The transparency loop closed. We could run this audit because the toolkit ships readable source for its zones and their factor and resolution logic. Owners can port those rules to another market and see whether the factors behave differently.
That is the product working as designed, even when the finding stings.
Limits — read before quoting
One symbol (gold futures), one timeframe (5m), one 50-session window. Factor behavior is plausibly market-specific; killzone timing on an FX pair may act nothing like it does on gold.
Our rig is a faithful port of the Pine at defaults, not the TradingView runtime itself. Every rule is line-annotated against the shipped source and the port is committed for inspection, but a port is a port.
Two shipped housekeeping rules are deliberately not applied, because they exist for TradingView's object budget rather than for the statistics: the 500-bar zone age-out and the 400-zone display pool. Adversarial review flagged the first, so the script now prints the age-pruned reading too — 46 late-resolving zones drop, the base rate stays 58.0%, the composite stays null (+1.8 pts, p=0.27 raw; −1.4, p=0.64 thinned), and displacement stays real (+13.7, p < 0.0005). No conclusion moves.
The killzone factor applies the Pine's default session strings in New York wall clock — a deliberate mapping choice, stated so it can be argued with. Chart-timezone conventions vary (COMEX itself keeps Central time), any choice shifts the windows, and the factor measured null regardless.
Zones share price paths even after thinning; our 12-bar rule reduces dependence but does not eliminate it. We also ran multiple tests.
The sensitivity grid exists to expose fragility, not to shop for significance. That is why we reported the one flashy p-value and dismissed it as an artifact.
Expired zones (tested, undecided after 50 bars) are excluded exactly as the shipped code excludes them from training: 2 zones here, immaterial.
What we're changing
Three changes follow. Otherwise, this would just be content marketing:
- The toolkit's docs will link this study from the scoring section, so buyers see the default-weight caveat next to the feature it caveats.
- We're opening a tune ticket: evaluate shipping regime defaults that weight displacement and volume harder, with this rig as the benchmark.
- The adaptive mode graduates from "experimental option" to "recommended after warm-up" in the how-to, with the honest note that it learns your market's weights; those may not be gold's.

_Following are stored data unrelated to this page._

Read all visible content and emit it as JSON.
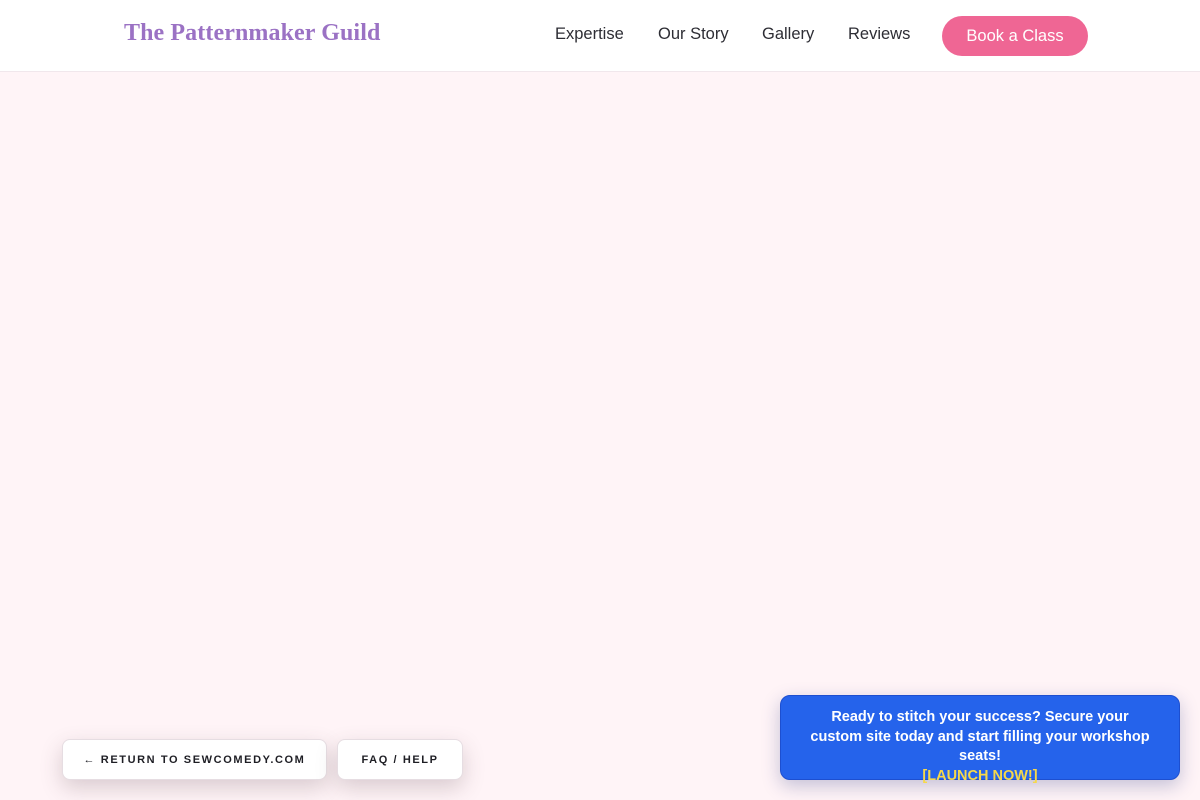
{
  "header": {
    "brand": "The Patternmaker Guild",
    "nav": [
      {
        "label": "Expertise"
      },
      {
        "label": "Our Story"
      },
      {
        "label": "Gallery"
      },
      {
        "label": "Reviews"
      }
    ],
    "cta_label": "Book a Class"
  },
  "footer_buttons": {
    "return_label": "← RETURN TO SEWCOMEDY.COM",
    "faq_label": "FAQ / HELP"
  },
  "promo": {
    "message": "Ready to stitch your success? Secure your custom site today and start filling your workshop seats!",
    "cta": "[LAUNCH NOW!]"
  },
  "colors": {
    "page_background": "#fff4f7",
    "brand": "#9b72c4",
    "accent_pink": "#ef6694",
    "promo_blue": "#2563eb",
    "promo_cta_yellow": "#f6d84a"
  }
}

If a future window or another market overturns any number above, the committed script will say so before we do.
The shuffle test
Take any indicator score. Rank what it grades, split the top third from the bottom third, then shuffle the grades a couple of thousand times and see whether reality beats the shuffle. The test takes twenty lines of code and has no respect for marketing.
Our composite lost this round. Two of its ingredients beat it cold. Both facts are now public beside the code that produced them.
An honest score isn't one that always passes. It's one that was actually tested — and prints the result either way.